November 11th is Remembrance Day and every year Canadians from sea to sea to sea pause to pay tribute to the service and sacrifices of the men and women who have served our country in times of war.
It is also a good time for us to think about the ways in which we remember and honour the legacy of those who have served. The area around our National War Memorial, which I can see from my office on Parliament Hill, has undergone extensive construction recently, but the Memorial is now once again accessible.
The Memorial, titled “The Response”, celebrates the contribution of Canadians when conflict has threatened peace and freedom. It is a theme that is still important today, as Canadians continue to serve as peacekeepers around the world.
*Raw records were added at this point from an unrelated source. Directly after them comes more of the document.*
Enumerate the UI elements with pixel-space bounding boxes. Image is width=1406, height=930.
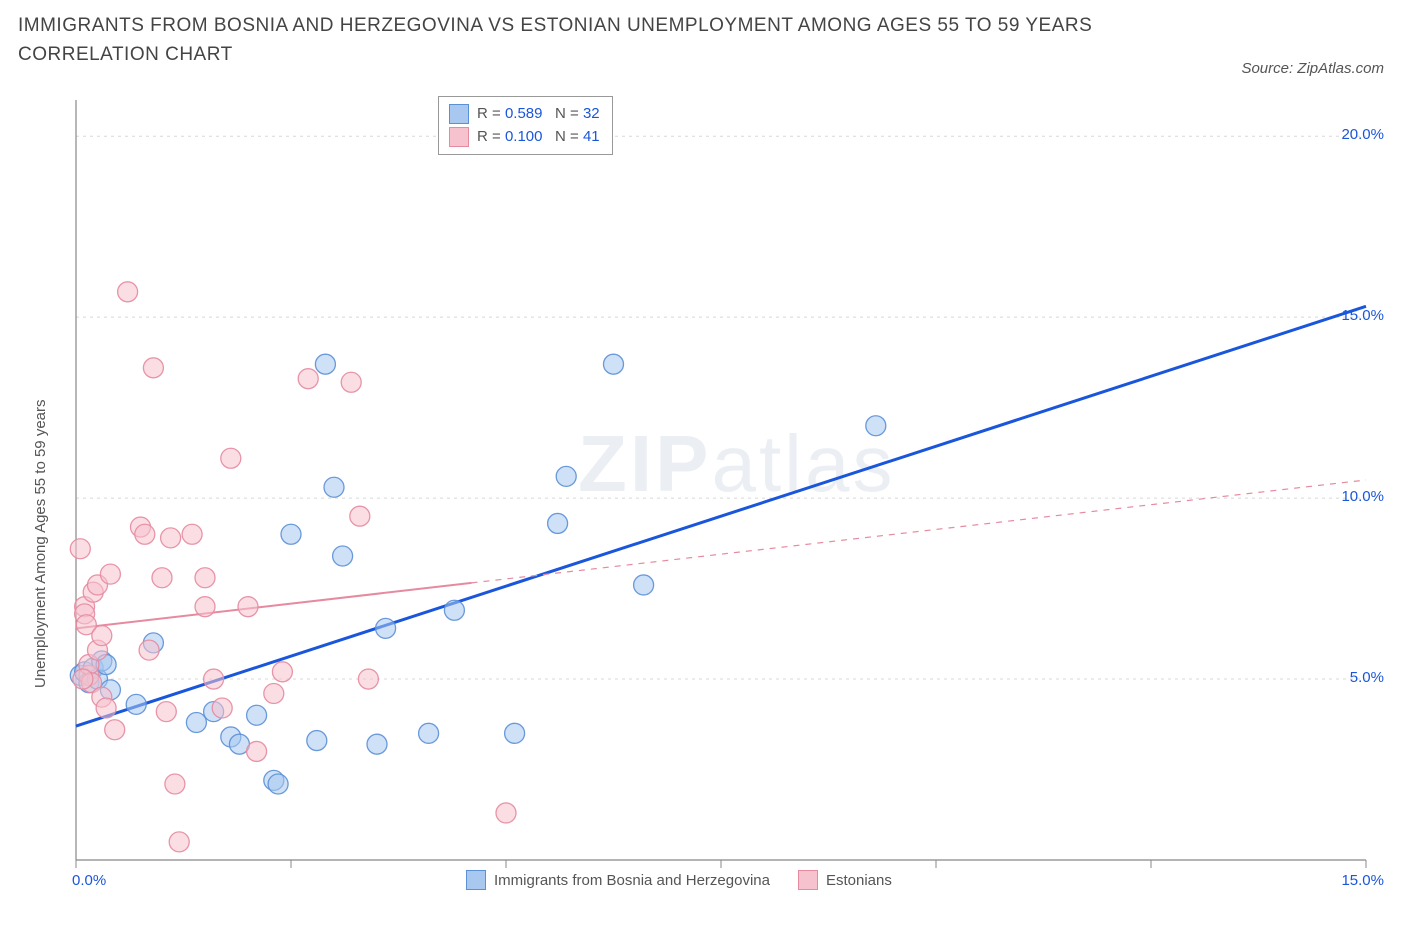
chart-title: IMMIGRANTS FROM BOSNIA AND HERZEGOVINA V… (18, 12, 1138, 69)
y-tick-label: 5.0% (1350, 669, 1384, 686)
y-tick-label: 15.0% (1341, 307, 1384, 324)
y-tick-label: 20.0% (1341, 126, 1384, 143)
legend-swatch (449, 104, 469, 124)
legend-swatch (466, 870, 486, 890)
scatter-plot (18, 88, 1376, 880)
x-tick-label: 0.0% (72, 872, 106, 889)
correlation-legend: R = 0.589 N = 32R = 0.100 N = 41 (438, 96, 613, 155)
x-tick-label: 15.0% (1341, 872, 1384, 889)
chart-container: Unemployment Among Ages 55 to 59 years Z… (18, 88, 1388, 916)
legend-row: R = 0.100 N = 41 (449, 126, 600, 149)
legend-text: R = 0.100 N = 41 (477, 126, 600, 149)
source-text: Source: ZipAtlas.com (1241, 60, 1384, 77)
legend-text: R = 0.589 N = 32 (477, 103, 600, 126)
series-legend: Immigrants from Bosnia and Herzegovina Es… (466, 870, 892, 890)
legend-item: Immigrants from Bosnia and Herzegovina (466, 870, 770, 890)
legend-row: R = 0.589 N = 32 (449, 103, 600, 126)
legend-swatch (798, 870, 818, 890)
legend-label: Immigrants from Bosnia and Herzegovina (494, 872, 770, 889)
legend-swatch (449, 127, 469, 147)
legend-item: Estonians (798, 870, 892, 890)
y-tick-label: 10.0% (1341, 488, 1384, 505)
legend-label: Estonians (826, 872, 892, 889)
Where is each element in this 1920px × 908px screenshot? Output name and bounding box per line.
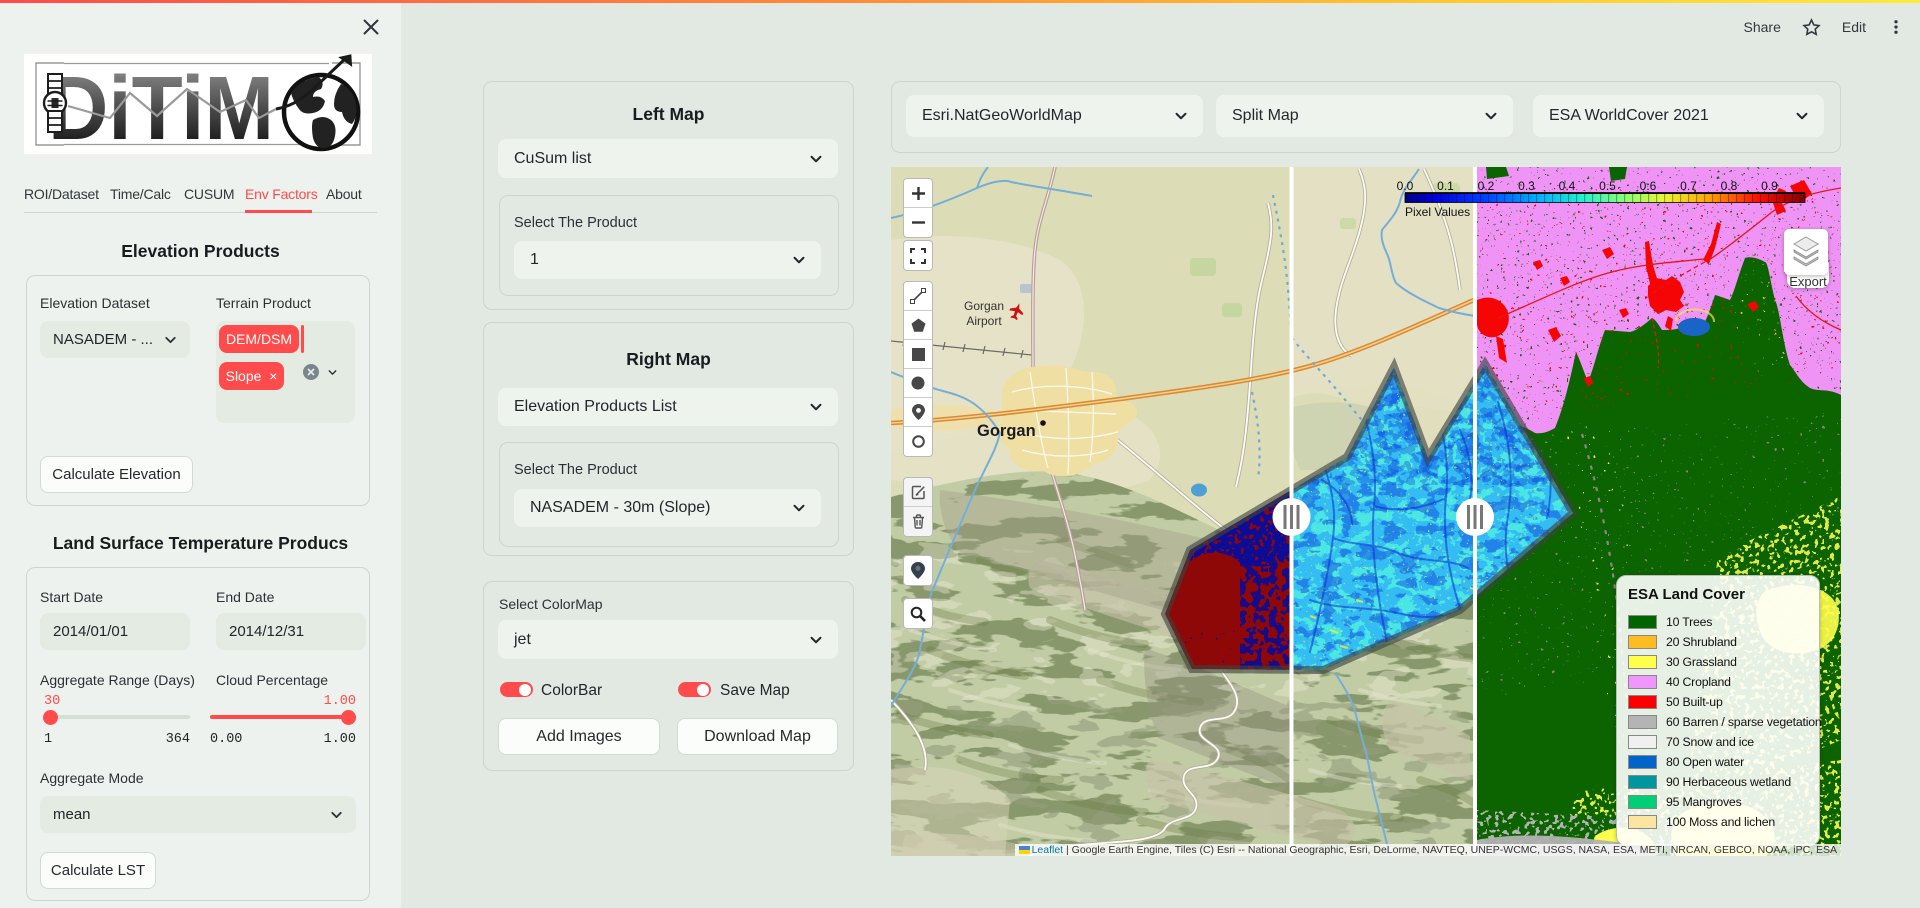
svg-text:0.3: 0.3 [1518,179,1535,193]
svg-text:0.5: 0.5 [1599,179,1616,193]
svg-text:0.6: 0.6 [1640,179,1657,193]
svg-text:0.2: 0.2 [1478,179,1495,193]
svg-text:Pixel Values: Pixel Values [1405,205,1470,219]
svg-text:Gorgan: Gorgan [964,299,1004,313]
svg-text:0.1: 0.1 [1437,179,1454,193]
svg-text:DiTiM: DiTiM [48,59,274,154]
svg-text:0.9: 0.9 [1761,179,1778,193]
svg-text:Gorgan: Gorgan [977,422,1036,440]
svg-text:Airport: Airport [966,314,1002,328]
svg-text:0.8: 0.8 [1721,179,1738,193]
svg-text:0.7: 0.7 [1680,179,1697,193]
svg-text:0.0: 0.0 [1397,179,1414,193]
svg-text:0.4: 0.4 [1559,179,1576,193]
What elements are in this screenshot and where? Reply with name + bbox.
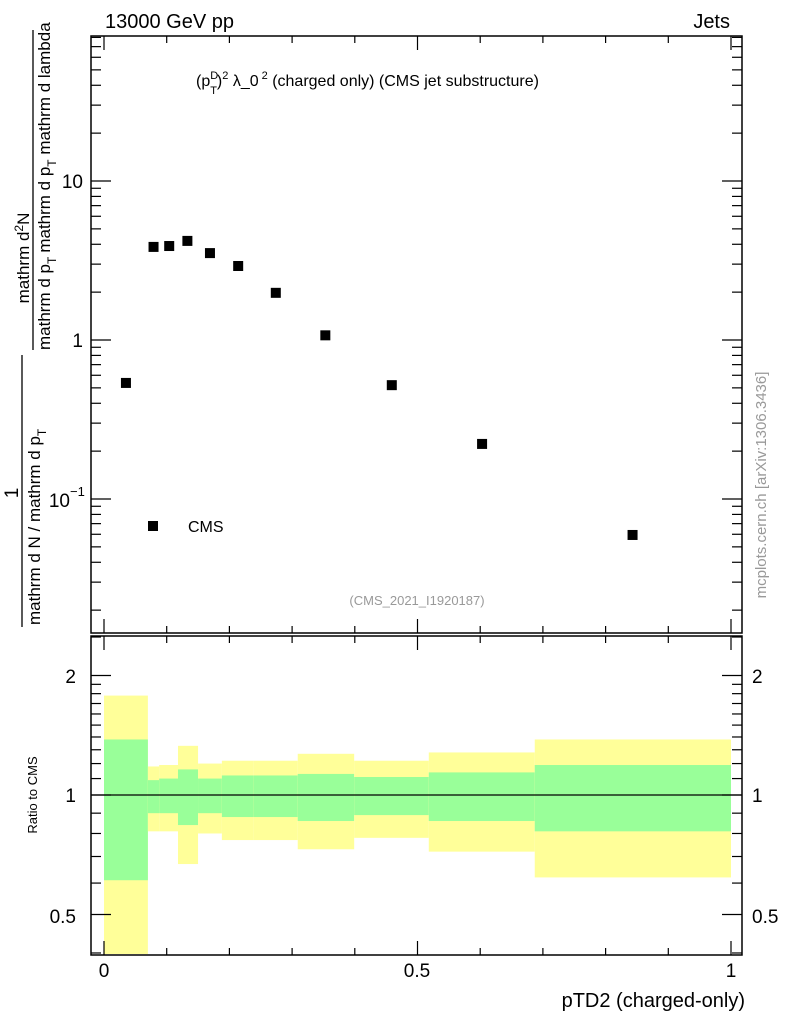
ylabel-num2: mathrm d2N <box>12 213 33 304</box>
ratio-green-band-bin <box>221 775 254 818</box>
xtick-label-1: 1 <box>726 961 737 982</box>
main-y-axis-label: 1 mathrm d N / mathrm d pT mathrm d2N ma… <box>2 22 59 627</box>
data-point <box>233 261 244 272</box>
legend-label: CMS <box>188 519 224 536</box>
data-point <box>148 241 159 252</box>
data-point <box>477 438 488 449</box>
ratio-green-band-bin <box>428 772 535 822</box>
data-point <box>120 377 131 388</box>
header-right: Jets <box>693 11 730 33</box>
data-point <box>182 235 193 246</box>
data-point <box>164 241 175 252</box>
analysis-id: (CMS_2021_I1920187) <box>349 593 484 608</box>
main-title: (pD T)2 λ_0 2 (charged only) (CMS jet subs… <box>196 70 539 97</box>
watermark: mcplots.cern.ch [arXiv:1306.3436] <box>753 372 770 599</box>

Currently, close to 4,000 Canadian forces personnel are deployed in 19 international locations. Whenever peace and security are threatened, Canadian peacekeepers and humanitarian aid is not far behind.
Remembering those who have fought for this country has, in recent years, taken a new turn as we have been discussing the creation of a new Canadian War Museum. The federal government has already donated surplus Department of National Defence land for the project, and the Passing the Torch fundraising campaign has already raised more than $4 million.
As an honourary member of the Westboro Branch 480 of the Royal Canadian Legion, and of the Korean Veterans Association, I am happy to support the creation of a new Canadian War Museum. A new museum for the new millennium is a fitting way to honour those who have fought to protect the freedoms we value today.